Two sources provide evidence of crested chickens in Europe in Roman times: the two marble statuettes of crested chickens noticed in the Sala degli Animali ("animal hall") of the Vatican Museums in 1927 by Alessandro Ghigi date from the first or second century AD; a chicken skull excavated at West Hill, Uley, Gloucestershire in England shows the typical cerebral hernia of the crested breeds and dates from the 4th century.

The first reference to the chickens of Polverara is from Bernardino Scardeone (1478–1554), who writes of the Saccisica: "this area is ... famous for the abundance of chickens of remarkable size, particularly in the village of Polverara". Alessandro Tassoni (1565–1635), in his mock-heroic poem La Secchia Rapita ("The Stolen Bucket", 1622) speaks of "... Polverara, which is the kingdom of cocks".

A painting by Giovanni Agostino Cassana (1658–1720) in the Musei Civici degli Eremitani, the city museums of Padova, shows a woman spinning thread in a rural landscape, surrounded by a number of domestic animals, including a crested white hen that closely resembles the Polverara breed.

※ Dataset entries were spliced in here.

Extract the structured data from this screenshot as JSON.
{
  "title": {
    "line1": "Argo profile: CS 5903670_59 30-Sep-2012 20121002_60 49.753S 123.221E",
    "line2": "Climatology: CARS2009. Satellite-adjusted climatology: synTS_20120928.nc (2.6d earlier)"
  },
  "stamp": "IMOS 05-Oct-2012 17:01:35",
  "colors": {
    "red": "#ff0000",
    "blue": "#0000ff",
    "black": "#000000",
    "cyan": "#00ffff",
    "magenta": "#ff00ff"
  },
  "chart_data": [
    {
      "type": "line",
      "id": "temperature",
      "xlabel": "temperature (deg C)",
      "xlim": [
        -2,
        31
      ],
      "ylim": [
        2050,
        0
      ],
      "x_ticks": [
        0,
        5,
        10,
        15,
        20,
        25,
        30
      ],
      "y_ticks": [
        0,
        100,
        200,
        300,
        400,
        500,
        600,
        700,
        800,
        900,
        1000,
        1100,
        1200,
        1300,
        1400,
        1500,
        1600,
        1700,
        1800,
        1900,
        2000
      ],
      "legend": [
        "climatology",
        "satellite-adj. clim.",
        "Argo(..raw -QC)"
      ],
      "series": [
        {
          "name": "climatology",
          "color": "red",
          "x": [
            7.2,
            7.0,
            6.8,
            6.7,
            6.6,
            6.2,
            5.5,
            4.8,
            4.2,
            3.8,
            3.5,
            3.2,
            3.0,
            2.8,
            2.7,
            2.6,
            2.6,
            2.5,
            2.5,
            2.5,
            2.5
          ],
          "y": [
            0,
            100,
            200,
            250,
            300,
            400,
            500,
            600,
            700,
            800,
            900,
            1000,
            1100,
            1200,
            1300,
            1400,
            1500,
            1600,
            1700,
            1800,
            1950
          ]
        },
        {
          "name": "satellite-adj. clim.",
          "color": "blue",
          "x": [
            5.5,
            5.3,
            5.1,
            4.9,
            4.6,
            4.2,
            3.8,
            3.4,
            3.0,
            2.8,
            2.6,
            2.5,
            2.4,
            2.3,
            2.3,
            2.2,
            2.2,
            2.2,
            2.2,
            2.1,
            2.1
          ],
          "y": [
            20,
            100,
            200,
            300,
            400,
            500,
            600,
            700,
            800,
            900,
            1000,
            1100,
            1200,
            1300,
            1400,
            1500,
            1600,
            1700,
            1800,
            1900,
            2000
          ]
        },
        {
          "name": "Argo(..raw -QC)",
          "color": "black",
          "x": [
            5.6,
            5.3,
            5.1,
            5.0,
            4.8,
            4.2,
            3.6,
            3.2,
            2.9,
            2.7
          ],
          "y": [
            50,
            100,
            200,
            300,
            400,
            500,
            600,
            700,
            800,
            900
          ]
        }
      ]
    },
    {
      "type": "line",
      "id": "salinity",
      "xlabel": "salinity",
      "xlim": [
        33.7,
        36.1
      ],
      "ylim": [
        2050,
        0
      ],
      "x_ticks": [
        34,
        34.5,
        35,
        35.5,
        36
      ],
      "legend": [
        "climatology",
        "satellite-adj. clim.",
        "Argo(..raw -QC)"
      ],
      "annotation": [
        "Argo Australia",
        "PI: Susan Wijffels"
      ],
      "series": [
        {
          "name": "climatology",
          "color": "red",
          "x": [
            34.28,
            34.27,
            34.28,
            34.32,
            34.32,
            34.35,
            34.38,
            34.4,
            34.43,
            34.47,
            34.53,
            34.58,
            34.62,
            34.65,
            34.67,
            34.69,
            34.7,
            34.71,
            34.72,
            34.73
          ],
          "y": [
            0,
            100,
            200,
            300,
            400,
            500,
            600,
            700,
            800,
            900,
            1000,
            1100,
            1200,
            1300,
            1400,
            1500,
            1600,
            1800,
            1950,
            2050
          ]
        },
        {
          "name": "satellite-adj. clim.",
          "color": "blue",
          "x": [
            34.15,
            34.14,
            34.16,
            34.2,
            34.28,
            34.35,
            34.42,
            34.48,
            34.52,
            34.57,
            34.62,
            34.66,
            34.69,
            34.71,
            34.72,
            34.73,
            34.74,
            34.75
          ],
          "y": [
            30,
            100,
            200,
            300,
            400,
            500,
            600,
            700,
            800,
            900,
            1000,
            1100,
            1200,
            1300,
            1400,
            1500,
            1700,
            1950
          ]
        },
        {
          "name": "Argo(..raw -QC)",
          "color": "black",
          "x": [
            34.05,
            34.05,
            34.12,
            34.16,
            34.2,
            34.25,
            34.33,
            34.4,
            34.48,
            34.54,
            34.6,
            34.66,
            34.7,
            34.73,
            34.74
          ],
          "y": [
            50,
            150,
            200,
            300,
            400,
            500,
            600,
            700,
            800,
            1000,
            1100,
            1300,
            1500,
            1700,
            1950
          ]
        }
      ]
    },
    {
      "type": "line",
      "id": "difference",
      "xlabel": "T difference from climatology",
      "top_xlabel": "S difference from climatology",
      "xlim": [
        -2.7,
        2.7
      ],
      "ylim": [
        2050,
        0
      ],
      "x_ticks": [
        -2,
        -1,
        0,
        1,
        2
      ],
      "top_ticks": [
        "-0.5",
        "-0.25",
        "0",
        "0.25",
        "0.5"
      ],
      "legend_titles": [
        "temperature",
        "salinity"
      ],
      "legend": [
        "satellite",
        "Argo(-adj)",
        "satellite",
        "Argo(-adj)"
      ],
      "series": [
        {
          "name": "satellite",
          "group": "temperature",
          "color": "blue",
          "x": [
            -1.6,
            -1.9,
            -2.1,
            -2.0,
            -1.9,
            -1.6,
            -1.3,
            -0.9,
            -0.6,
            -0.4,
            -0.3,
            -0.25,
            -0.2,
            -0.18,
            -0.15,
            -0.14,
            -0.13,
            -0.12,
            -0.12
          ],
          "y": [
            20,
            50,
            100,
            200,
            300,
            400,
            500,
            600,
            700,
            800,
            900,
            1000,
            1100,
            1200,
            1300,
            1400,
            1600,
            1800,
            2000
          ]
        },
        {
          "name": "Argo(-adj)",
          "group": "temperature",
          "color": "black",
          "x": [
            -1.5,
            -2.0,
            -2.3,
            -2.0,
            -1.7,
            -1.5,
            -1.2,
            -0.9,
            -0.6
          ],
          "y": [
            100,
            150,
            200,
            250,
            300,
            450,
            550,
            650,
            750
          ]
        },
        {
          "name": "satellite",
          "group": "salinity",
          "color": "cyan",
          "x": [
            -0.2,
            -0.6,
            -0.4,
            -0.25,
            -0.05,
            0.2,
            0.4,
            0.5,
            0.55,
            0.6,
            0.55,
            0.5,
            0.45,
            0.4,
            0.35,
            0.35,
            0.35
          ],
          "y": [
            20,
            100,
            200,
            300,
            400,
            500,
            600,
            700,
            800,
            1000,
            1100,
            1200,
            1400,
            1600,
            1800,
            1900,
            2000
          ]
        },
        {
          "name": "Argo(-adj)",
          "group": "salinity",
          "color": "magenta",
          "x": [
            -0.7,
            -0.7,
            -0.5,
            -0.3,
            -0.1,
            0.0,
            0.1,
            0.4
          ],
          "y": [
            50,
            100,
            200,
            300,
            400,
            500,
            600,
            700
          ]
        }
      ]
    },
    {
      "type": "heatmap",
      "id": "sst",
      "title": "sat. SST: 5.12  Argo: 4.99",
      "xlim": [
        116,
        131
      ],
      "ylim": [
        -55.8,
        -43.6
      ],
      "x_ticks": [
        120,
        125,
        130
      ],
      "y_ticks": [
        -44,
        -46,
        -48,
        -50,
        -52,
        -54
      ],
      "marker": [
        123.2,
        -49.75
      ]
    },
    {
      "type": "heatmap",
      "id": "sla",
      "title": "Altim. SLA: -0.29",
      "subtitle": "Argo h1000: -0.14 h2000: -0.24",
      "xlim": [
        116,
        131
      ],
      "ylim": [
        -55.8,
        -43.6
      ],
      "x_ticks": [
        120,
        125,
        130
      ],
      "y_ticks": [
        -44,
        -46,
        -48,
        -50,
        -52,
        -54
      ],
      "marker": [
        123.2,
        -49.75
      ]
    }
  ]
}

By the late nineteenth century a decline in the breed, attributed to inter-breeding with other chickens, was already apparent. Despite various attempts by breeders to preserve it, and the institution by the comune of Polverara in 1925 of an annual prize of 300 lire to be awarded to the best breeder, the Polverara chicken declined through most of the 20th century. A rustic breed that adapted poorly to intensive farming, its numbers fell until only seven remained. From the 1980s, new efforts were made to recover and reconstitute it. It was included in the 1996 official standard of the Federazione Italiana Associazioni Avicole, the federation of Italian poultry associations, which is the authority governing poultry breeding in Italy. It is under the protection of the European Community.

Breed numbers remain low. A study published in 2007 used a figure of approximately 1200 for the total breeding stock, of which approximately 300 were cocks.

== Characteristics ==

Two colours are recognised for the Polverara, black and white. The black variety is deep black with strong dark green lights; the legs are a greenish slate colour, and the beak dark with black lines. The white variety is pure white, with willow-green legs and pinkish yellow beak. The skin is white.
The crest is small and upward-facing, the comb small and V-shaped. The wattles are small, the ear-lobes of medium size and pure white. Average weight is 2.5–2.8 kg for cocks, 1.8–2.1 kg for hens. The eggs are whitish and weigh at least 50 g. Ring size is 18 mm for cocks, 16 mm for hens.

== Use ==
The Polverara is a dual-purpose breed. It is kept in the open as it adapts poorly to captivity, and may roost in trees where available. Cocks easily reach 3 kg in weight. Hens lay at least 150 eggs a year. The meat is darker than in some other breeds, and is delicate and well-flavoured.